LNG cargoes floating near the shores of Europe have begun to unload in November, as natural gas storages in the EU begin to see net withdrawals, sources said.
Charterers looking to wait for higher prices can choose to float their LNG cargoes when the price of maintaining offshore storage is more advantageous than selling it at that point in time or sending the vessel to another market like the Pacific Basin.
Total volumes on the water globally were estimated at around 27 Bcm at the start of November, a decline of roughly 1.4 Bcm from October as volumes started to net offload at the start of winter, according to S&P Global Commodity Insights data. US-origin LNG is the largest driver of the year-on-year increase in floating volumes, with nearly 9 Bcm of LNG from the US estimated on the water in November, a 1.1 Bcm increase over last year.
The unloading comes as Europe begins to see net withdrawals from natural gas storages for the first time in seven months. EU gas in storage was down 0.02% on the day to 99.61% full on Nov. 7, according to Aggregated Gas Storage Inventory data. Prior to that, the EU last saw a withdrawal on April 6, falling 0.08% to 55.54%. Withdrawals have continued in November, with capacity falling 0.15% between Nov. 7 and Nov. 10.
Storages sat at 99.49% full as of Nov. 12, AGSI data showed.
With inland natural gas storage beginning to decrease, room is being made for floating volumes to be regasified and placed into storage.
An Atlantic-based trader attributed the unwinding of floating storage into European markets to the rise of nearly a dollar in NWE LNG prices on Nov. 9.
“[The] jump in prices triggered companies to get rid of volumes as they expect prices to go down again,” the trader said.

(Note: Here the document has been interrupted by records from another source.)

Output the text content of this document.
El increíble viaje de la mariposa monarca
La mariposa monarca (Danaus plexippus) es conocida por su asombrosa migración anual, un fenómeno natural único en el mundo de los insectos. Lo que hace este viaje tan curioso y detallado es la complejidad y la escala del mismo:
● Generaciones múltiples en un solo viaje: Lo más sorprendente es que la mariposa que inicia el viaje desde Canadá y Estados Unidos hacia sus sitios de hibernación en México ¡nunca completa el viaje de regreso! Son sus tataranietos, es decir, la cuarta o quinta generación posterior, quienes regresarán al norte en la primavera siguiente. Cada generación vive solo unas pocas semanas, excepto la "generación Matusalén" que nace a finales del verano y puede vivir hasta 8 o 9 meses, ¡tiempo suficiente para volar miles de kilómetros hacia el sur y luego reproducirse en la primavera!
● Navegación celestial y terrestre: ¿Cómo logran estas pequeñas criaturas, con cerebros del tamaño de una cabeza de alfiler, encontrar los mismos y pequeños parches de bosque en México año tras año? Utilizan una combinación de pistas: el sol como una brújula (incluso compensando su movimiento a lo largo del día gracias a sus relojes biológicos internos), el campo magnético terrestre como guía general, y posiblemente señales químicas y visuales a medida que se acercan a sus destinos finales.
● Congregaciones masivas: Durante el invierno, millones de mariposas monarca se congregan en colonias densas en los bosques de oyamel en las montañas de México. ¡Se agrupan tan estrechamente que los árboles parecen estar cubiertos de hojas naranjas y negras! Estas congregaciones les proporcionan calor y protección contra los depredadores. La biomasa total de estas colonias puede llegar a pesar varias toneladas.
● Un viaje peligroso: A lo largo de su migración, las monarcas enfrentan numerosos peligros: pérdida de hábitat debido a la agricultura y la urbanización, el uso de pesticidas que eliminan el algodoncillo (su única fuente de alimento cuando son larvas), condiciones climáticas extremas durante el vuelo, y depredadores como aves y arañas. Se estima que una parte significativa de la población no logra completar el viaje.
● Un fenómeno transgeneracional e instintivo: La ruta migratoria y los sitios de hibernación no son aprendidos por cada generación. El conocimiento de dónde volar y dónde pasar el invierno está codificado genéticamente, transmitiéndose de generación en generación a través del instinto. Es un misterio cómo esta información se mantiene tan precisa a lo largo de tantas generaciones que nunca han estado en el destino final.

The Platts DES Northwest Europe Marker for December was assessed at $14.565/MMBtu Nov. 9, a gain of 94.3 cents on the day. The market has since softened with Platts, part of S&P Global Commodity Insights, assessing December NWE at $14.076/MMBtu on Nov. 14.
Likewise, as more LNG is offloaded in Europe, this has widened Northwest European LNG’s discount to the Dutch TTF natural gas hub price due to “too much LNG at terminals,” another trader said.
NWE has also reached its widest discount to the Dutch TTF in nine weeks. December NWE was assessed at a $1.10/MMBtu discount to TTF on Nov. 14, the widest the discount has been since Sept. 19, when Platts assessed NWE at a $1.15/MMBtu discount to the natural gas hub.
With more tonnage becoming available as floating cargoes offload, the first trader said the delivery of more cargoes into Europe could help ease the current shipping shortage the market is experiencing as voyages to Asia are taking longer to complete. This situation, however, is unlikely to have immediate effects, the trader said.
The trader attributes the existing shipping shortage primarily to the closure of the Northern/Arctic route, along with a surge in tenders and demand from Asia. Additionally, congestion at the Panama Canal resulting from drought-mitigation measures further compounds the situation, according to the trader.
“Floating storage has started to unwind, but the available tonnage is still pretty tight,” S&P Global Commodity Insights LNG Trade & Shipping Analyst Andres Rojas said.
Rojas added that he thought the current tight tonnage was due to “fewer relets being offered into the market [as] traders want to hold on to any available tonnage during the volatile winter trading months.”